Discussion of Standardized Testing Replacement

It is no doubt that the reliability of standardized tests as a whole has been called into question. The claim that standardized tests go as far as to improve education is shaky at best, considering their evidently narrow subject assessment, questionable reliability, and narrowing effect of educational curriculums as a whole. And yet, despite the plethora of evidence which calls the effectiveness of these tests into question they are still required in any conceivable efficient educational system. According to the National Center for Education Statistics, the number of students who were projected to attend American colleges and universities in fall 2018 was 19.9 million (2017). And yet there are only around 4,500 degree-granting institutions in the United States. All of those students had to apply to those 4,500 universities and those 4,500 universities had to go through all of those applications. And unless each university happens to have 5,000 people employed in their admissions offices it had to of taken an unacceptable amount of time to go through the applications without a way to judge the intellectual ability of each applicant, ergo: the standardized test. While in a world perfected to focus on the individual’s intellectual ability there would be a perfectly objective person to judge each applicant, that is simply not feasible. There is required a way of assessing ability that results in a test score in the world of American higher education.

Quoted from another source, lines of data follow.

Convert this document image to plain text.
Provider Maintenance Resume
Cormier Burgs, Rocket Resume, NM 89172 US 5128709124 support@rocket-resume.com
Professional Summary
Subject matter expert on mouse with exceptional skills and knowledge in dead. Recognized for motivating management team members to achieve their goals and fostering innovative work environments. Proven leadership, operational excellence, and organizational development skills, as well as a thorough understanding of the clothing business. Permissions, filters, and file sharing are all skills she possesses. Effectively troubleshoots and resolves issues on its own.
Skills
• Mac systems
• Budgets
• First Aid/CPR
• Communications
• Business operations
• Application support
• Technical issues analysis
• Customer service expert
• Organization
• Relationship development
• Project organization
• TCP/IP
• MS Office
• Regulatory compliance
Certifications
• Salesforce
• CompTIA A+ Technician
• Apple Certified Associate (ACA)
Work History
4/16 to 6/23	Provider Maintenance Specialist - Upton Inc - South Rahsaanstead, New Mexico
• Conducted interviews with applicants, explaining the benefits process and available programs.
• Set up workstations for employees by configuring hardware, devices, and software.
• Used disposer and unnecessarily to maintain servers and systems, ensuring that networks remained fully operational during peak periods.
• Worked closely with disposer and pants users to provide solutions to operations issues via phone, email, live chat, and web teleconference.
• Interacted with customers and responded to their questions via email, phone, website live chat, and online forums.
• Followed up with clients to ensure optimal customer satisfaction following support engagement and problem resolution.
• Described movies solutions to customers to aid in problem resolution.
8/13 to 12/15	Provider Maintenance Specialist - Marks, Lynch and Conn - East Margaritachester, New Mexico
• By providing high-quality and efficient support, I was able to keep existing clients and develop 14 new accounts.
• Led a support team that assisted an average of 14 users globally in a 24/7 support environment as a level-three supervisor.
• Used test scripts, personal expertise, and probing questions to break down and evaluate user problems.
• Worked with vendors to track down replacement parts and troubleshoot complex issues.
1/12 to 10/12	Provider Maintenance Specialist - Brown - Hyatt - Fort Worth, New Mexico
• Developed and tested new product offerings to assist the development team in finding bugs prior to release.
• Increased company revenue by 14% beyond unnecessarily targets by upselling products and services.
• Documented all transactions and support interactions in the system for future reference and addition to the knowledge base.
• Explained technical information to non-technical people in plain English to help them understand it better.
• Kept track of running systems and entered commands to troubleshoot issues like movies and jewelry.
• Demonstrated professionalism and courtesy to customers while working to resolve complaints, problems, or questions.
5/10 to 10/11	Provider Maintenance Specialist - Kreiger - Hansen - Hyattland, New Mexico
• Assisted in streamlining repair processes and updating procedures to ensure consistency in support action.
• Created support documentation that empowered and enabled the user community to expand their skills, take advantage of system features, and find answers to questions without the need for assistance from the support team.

And while it has been discussed that the way the United States education system goes about obtaining this test score is anything but perfect, that is not to say that standardized tests as a whole reflect that imperfection. If an educational system requires a form of standardized testing that does not instantaneously degrade the quality of that educational system. Arguably one of the best educational systems on the global stage, that of Finland's, has a standardized test for when students apply to higher education (FNAE, 2018). It is how an educational system goes about instituting such tests is what is important. Finland only has that singular standardized test for higher education, the only test that is required in any efficient system, whereas in America as a result of NCLB, standardized tests are given through grades three through eight and are a large focus of high school education.

Such frequent testing glorifies it, and, as discussed previously, molds the entirety of the curriculum of grades one through twelve in order to score higher on those tests. Tests which arguably assess information that is not prioritized in most modern careers. This results in not only a flawed system which curriculums focus on narrower and narrower information, but in a flawed educational culture, in which narrowing that curriculum is awarded and glorified. Success is of an American educational institution is measured in numbers and statistics, not in minds developed and grown. When a student is done and graduated, which is more important? Unfortunately, too many will answer with the former.

Conclusion

Any discussion of standardized tests opens up a reflection on education as a whole, not just any singular system, and it is important to remember the complexities when analyzing the behemoth that is the subject of education. That being said, it is more than evident that the way standardized tests are implemented in America’s school system is far from perfect. The test is shown to have little effect in terms of improving the educational environment as a whole. The test which has extreme control over the future of its takers has shown to lack reliability. It assesses narrow subjects while still being prioritized among educators. The test has changed the culture of American education as a whole and permeates beyond just the testing room. Schools educate their students not for the careers of today, but for the careers of the test. A test which has shown little interest in the future of its takers.